Healthy Holiday Boundaries
The holidays can be stressful and impossible or a time of joy and fulfillment. Choosing healthy boundaries that are right for you can make all of the difference.
Why do you need boundaries?
Boundaries allow you to be your true self
Boundaries create a separateness that allows you to have your own feelings, make your own decisions, and know and ask for what you want without needing to please others.
Boundaries are a form of self-care
Healthy emotional boundaries mean you value your own feelings and needs, and you're not responsible for how others feel or behave. Boundaries allow you to let go of worrying about how others feel and places accountability squarely with the individual. Boundaries also keep you from overextending yourself. You can't take on every project, work every shift, or be on every committee you're asked to join. Boundaries mean saying "no" to things that don't align with your priorities.
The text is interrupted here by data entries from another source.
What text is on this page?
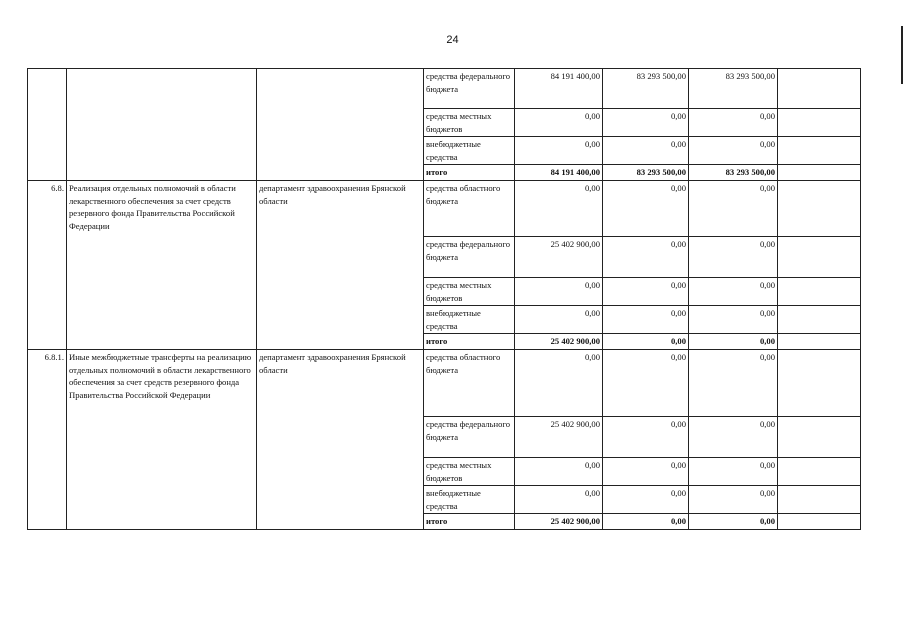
24
			средства федерального бюджета	84 191 400,00	83 293 500,00	83 293 500,00	
			средства местных бюджетов	0,00	0,00	0,00	
			внебюджетные средства	0,00	0,00	0,00	
			итого	84 191 400,00	83 293 500,00	83 293 500,00	
6.8.	Реализация отдельных полномочий в области лекарственного обеспечения за счет средств резервного фонда Правительства Российской Федерации	департамент здравоохранения Брянской области	средства областного бюджета	0,00	0,00	0,00	
			средства федерального бюджета	25 402 900,00	0,00	0,00	
			средства местных бюджетов	0,00	0,00	0,00	
			внебюджетные средства	0,00	0,00	0,00	
			итого	25 402 900,00	0,00	0,00	
6.8.1.	Иные межбюджетные трансферты на реализацию отдельных полномочий в области лекарственного обеспечения за счет средств резервного фонда Правительства Российской Федерации	департамент здравоохранения Брянской области	средства областного бюджета	0,00	0,00	0,00	
			средства федерального бюджета	25 402 900,00	0,00	0,00	
			средства местных бюджетов	0,00	0,00	0,00	
			внебюджетные средства	0,00	0,00	0,00	
			итого	25 402 900,00	0,00	0,00	
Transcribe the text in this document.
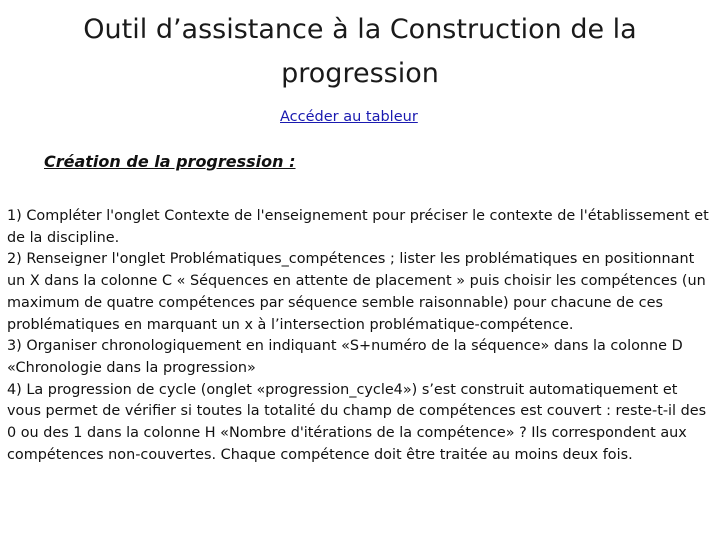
Outil d’assistance à la Construction de la progression
Accéder au tableur
Création de la progression :

1) Compléter l'onglet Contexte de l'enseignement pour préciser le contexte de l'établissement et de la discipline.

2) Renseigner l'onglet Problématiques_compétences ; lister les problématiques en positionnant un X dans la colonne C « Séquences en attente de placement » puis choisir les compétences (un maximum de quatre compétences par séquence semble raisonnable) pour chacune de ces problématiques en marquant un x à l’intersection problématique-compétence.

3) Organiser chronologiquement en indiquant «S+numéro de la séquence» dans la colonne D «Chronologie dans la progression»

4) La progression de cycle (onglet «progression_cycle4») s’est construit automatiquement et vous permet de vérifier si toutes la totalité du champ de compétences est couvert : reste-t-il des 0 ou des 1 dans la colonne H «Nombre d'itérations de la compétence» ? Ils correspondent aux compétences non-couvertes. Chaque compétence doit être traitée au moins deux fois.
Boundaries create realistic expectations
Whether with a friend, spouse, neighbor, or boss, relationships function best when we know what's expected. When you clearly communicate your boundaries, people know how they're expected to behave. When expectations aren't communicated and met, resentment and anger grow.
Boundaries create safety
Boundaries provide physical and emotional safety by keeping out what feels uncomfortable or hurtful.
How do you set healthy boundaries?
Identify your limits
Clarifying what your emotional, mental, physical, and spiritual limits are. Do this by paying attention to yourself and noticing what you can tolerate and accept and what makes you feel uncomfortable and stressed.
Pay attention to your feelings
Notice the three key feelings that are often cues that you need to set boundaries: Discomfort, resentment, and guilt.
Give yourself permission to set boundaries
When you fear how a person will respond if you set or enforce boundaries, reaffirm to yourself that you do indeed have this right.